Canada is joining the ranks of iconoclastic firebrand countries like Belgium, the Netherlands, Switzerland and Colombia (as well as the odd renegade US states like Washington and Oregon, and the Canadian province of Quebec), in making doctor-assisted suicide legal.
The Supreme Court of Canada yesterday ruled unanimously that people should be allowed legal access to assisted suicide, rather than being forced to take their own lives in a violent, dangerous or unreliable way, or continuing to suffer in the hope of an early natural death. As the articles (not, I think, the court) succinctly put it, the right to live is not a duty to live.
Yet again, the (largely Conservative-appointed) Supreme Court has given a slap in the face to Mr. Harper, which is maybe a good indication of just how far to the right Harper and his government have wandered.

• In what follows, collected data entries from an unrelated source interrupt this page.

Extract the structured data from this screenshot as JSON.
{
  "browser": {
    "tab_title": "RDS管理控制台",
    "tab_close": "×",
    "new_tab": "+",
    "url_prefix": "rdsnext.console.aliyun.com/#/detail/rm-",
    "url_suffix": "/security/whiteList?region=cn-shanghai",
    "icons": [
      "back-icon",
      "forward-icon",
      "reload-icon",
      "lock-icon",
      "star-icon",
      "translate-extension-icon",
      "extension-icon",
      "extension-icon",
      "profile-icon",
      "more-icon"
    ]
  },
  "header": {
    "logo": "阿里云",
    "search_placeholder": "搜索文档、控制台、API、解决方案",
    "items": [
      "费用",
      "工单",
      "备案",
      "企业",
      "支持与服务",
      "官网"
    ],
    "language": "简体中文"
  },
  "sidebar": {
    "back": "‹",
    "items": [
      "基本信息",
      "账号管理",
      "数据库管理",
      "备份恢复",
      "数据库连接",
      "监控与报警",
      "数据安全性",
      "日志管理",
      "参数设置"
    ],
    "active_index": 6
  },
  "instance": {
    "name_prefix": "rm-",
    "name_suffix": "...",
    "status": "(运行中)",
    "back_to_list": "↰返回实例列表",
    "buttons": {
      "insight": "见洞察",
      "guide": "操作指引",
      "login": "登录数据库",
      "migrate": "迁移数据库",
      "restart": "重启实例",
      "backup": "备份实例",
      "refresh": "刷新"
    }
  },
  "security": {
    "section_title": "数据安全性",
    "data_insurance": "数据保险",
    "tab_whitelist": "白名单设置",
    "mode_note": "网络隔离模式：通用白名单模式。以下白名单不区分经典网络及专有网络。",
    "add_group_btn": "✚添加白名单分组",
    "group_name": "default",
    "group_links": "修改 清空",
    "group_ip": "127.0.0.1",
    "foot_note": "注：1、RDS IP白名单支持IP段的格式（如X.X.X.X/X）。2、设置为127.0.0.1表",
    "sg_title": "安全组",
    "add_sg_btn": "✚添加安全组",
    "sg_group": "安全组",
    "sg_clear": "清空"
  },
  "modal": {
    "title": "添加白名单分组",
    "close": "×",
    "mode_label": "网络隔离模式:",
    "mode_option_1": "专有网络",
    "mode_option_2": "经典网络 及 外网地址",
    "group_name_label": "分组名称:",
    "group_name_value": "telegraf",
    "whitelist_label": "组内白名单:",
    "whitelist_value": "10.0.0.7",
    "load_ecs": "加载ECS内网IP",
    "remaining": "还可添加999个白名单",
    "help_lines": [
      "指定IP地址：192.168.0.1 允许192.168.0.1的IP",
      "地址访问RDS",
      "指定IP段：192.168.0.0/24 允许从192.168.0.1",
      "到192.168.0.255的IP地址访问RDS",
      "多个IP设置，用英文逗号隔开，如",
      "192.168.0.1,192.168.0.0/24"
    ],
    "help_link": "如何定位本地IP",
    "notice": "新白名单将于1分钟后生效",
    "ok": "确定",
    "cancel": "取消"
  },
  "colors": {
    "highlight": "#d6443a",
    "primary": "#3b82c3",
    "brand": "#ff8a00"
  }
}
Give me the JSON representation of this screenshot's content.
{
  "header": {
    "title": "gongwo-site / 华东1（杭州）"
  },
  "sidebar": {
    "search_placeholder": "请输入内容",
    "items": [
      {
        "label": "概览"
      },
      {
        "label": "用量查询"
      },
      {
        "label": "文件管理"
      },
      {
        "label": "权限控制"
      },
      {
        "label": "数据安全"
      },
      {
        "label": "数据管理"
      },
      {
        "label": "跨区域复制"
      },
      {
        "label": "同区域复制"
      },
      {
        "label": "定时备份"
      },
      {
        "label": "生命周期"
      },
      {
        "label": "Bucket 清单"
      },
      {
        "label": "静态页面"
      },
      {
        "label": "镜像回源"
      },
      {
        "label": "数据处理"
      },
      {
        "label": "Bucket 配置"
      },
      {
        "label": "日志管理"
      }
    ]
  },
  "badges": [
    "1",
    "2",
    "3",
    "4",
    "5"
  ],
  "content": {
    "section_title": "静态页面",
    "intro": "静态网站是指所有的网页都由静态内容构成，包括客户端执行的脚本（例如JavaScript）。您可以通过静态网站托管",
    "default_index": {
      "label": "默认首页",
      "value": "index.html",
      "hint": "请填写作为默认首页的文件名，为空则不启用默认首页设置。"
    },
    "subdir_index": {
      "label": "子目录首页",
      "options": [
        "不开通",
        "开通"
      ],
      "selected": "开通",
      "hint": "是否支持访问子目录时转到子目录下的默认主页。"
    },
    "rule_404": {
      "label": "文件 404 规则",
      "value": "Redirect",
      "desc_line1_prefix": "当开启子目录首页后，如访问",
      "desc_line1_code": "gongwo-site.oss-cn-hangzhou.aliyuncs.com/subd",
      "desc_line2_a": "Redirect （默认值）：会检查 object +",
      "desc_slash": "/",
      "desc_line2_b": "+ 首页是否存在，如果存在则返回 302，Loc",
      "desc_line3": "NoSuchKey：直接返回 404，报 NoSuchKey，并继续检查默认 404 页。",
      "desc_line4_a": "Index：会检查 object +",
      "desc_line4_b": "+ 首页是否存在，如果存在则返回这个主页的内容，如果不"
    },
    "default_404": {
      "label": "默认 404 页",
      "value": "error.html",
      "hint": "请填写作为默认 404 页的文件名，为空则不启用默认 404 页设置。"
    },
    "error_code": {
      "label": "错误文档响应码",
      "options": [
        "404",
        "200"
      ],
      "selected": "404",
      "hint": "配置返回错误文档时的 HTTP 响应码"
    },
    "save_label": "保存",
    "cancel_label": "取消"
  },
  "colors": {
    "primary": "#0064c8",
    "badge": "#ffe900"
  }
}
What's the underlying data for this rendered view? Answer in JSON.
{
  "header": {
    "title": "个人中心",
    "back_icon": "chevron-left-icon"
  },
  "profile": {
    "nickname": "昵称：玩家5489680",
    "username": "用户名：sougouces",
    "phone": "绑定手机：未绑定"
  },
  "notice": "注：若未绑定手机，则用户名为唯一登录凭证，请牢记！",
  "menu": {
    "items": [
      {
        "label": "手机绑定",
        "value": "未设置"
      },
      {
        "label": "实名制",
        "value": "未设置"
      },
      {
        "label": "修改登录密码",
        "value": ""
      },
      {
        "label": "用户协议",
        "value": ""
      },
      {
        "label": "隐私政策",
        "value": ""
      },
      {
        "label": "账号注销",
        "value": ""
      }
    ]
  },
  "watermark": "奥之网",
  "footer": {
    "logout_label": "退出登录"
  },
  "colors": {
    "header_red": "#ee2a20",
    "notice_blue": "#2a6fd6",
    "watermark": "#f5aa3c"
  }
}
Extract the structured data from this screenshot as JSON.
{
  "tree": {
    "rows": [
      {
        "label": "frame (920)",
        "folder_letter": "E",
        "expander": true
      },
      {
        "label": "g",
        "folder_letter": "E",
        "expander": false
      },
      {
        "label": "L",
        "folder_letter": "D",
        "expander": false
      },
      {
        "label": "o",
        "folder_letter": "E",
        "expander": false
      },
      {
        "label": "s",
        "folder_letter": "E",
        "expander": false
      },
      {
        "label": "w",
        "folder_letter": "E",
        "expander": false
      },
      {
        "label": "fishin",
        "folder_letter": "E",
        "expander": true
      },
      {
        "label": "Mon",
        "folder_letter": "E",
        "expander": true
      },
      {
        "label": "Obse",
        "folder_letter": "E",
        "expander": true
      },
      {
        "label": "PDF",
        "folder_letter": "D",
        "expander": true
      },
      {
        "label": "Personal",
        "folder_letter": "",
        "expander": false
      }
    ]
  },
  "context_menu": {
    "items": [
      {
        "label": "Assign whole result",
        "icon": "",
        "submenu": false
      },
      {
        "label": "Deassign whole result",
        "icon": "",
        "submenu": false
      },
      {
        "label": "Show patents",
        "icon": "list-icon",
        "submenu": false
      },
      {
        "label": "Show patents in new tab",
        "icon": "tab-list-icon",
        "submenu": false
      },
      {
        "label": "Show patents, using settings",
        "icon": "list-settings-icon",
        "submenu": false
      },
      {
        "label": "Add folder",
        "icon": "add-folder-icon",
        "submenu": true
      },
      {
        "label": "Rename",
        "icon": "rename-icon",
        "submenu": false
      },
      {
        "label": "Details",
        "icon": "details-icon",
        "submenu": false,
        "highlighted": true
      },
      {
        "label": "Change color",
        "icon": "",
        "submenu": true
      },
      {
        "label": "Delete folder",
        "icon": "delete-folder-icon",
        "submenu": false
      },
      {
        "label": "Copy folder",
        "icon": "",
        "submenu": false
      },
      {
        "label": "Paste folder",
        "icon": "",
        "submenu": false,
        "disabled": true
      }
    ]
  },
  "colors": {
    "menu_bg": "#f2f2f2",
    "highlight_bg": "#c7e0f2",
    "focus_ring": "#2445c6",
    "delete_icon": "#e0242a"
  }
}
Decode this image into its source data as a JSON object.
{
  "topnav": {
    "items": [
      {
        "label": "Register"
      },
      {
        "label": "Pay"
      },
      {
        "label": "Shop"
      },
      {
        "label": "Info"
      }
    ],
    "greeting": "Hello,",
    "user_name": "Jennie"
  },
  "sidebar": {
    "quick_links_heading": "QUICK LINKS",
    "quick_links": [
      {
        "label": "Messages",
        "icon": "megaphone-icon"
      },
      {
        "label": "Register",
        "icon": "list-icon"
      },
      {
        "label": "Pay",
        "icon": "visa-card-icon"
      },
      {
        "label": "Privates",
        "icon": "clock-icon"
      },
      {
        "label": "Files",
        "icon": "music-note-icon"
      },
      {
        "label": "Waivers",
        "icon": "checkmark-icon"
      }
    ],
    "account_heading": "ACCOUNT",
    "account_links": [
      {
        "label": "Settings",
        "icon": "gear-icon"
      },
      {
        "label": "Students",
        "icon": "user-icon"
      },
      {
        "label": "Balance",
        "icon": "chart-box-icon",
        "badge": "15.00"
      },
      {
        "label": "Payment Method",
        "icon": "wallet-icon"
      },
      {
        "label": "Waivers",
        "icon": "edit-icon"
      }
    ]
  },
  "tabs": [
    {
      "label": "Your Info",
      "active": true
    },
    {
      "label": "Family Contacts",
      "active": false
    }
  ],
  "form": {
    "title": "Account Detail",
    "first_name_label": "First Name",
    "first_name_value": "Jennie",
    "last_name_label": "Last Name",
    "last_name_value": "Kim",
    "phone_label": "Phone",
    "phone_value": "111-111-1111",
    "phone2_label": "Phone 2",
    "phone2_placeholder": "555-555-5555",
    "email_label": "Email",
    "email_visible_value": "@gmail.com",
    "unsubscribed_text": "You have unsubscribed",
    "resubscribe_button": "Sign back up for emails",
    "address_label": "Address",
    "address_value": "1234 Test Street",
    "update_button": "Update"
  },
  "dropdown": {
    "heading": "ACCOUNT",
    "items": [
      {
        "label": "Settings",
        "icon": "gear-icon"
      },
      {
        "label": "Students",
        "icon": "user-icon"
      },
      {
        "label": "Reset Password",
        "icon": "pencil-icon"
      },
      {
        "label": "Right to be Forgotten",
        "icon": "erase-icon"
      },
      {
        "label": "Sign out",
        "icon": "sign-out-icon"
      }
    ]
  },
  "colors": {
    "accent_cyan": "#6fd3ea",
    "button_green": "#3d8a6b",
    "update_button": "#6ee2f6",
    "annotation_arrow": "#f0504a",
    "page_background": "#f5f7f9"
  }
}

The Court has given the government a year in which to implement the ruling, and establish the necessary safeguards. But it also offered a few general parameters to help with this, including the injunction that it should only be administered to a "competent adult person" who "clearly consents to the termination of life" and who has a "grievous and irremediable condition that causes enduring suffering that is intolerable to the individual", either physically or psychologically.
Of course, the Conservatives and the religionists are not happy, and, as usual with these morally ambiguous issues, there are other objections. For example, some advocates of the disabled have condemned the ruling, claiming it is too permissive in that it is not restricted to the terminally ill. But it does apparently reflect the will of the Canadian people and the current Zeitgeist: a November 2014 Ipsos Reid survey of more than 2,500 Canadians found 84% support assisted dying, provided strong safeguards were in place.
The task now is to institute a proper legal framework to make the ruling work, and to establish those safeguards. It sounds easy when you say it like that, but I've a suspicion that the hard work is just about to begin.
UPDATE
Fast forward to April 2016, and the new Liberal government in Canada introduces a parliamentary bill to enact the Supreme Court ruling on doctor-assisted dying. While the bill does the necessary in effectively legalizing medical assistance in dying, and lays out the general process for doing so, it has been criticised by many for being too cautious and narrow in its remit.
It is indeed narrower than the Supreme Court ruling in that it allows for doctor-assisted suicide only for mentally competent adults over the age of 18, where "natural death has become reasonably foreseeable". The latter part in particular is contentious because of its vagueness, and because it may exclude people with degenerative neurological diseases like dementia, Huntington's disease, Parkinson's disease, ALS, multiple sclerosis, etc. The bill allows for no mechanism for advance consent for people with degenerative diseases or worsening psychological conditions. It also puts the current Quebec law, which specifically requires a terminal condition, in limbo.
So, a good start, perhaps, but this is far from over. All major parties have promised a free vote on the bill, and even if passed it may still be subject to legal challenges.
UPDATE UPDATE
The bill was finally passed on June 17th, a week or two after the court-prescribed deadline, and after a lot of toing-and-froing and argy-bargying between the House of Commons and the Senate. Many of the Senate's recommended amendments were accepted, but in the end the Senate backed down on its most important proposal, namely to remove the "reasonably foreseeable" end-of -life requirement. Thus, patients with a disease like multiple sclerosis probably will be covered by the law, but those with non-terminal or psychiatric illnesses will not, regardless of the pain and distress being experienced. I can see those legal challenges being drawn up even now.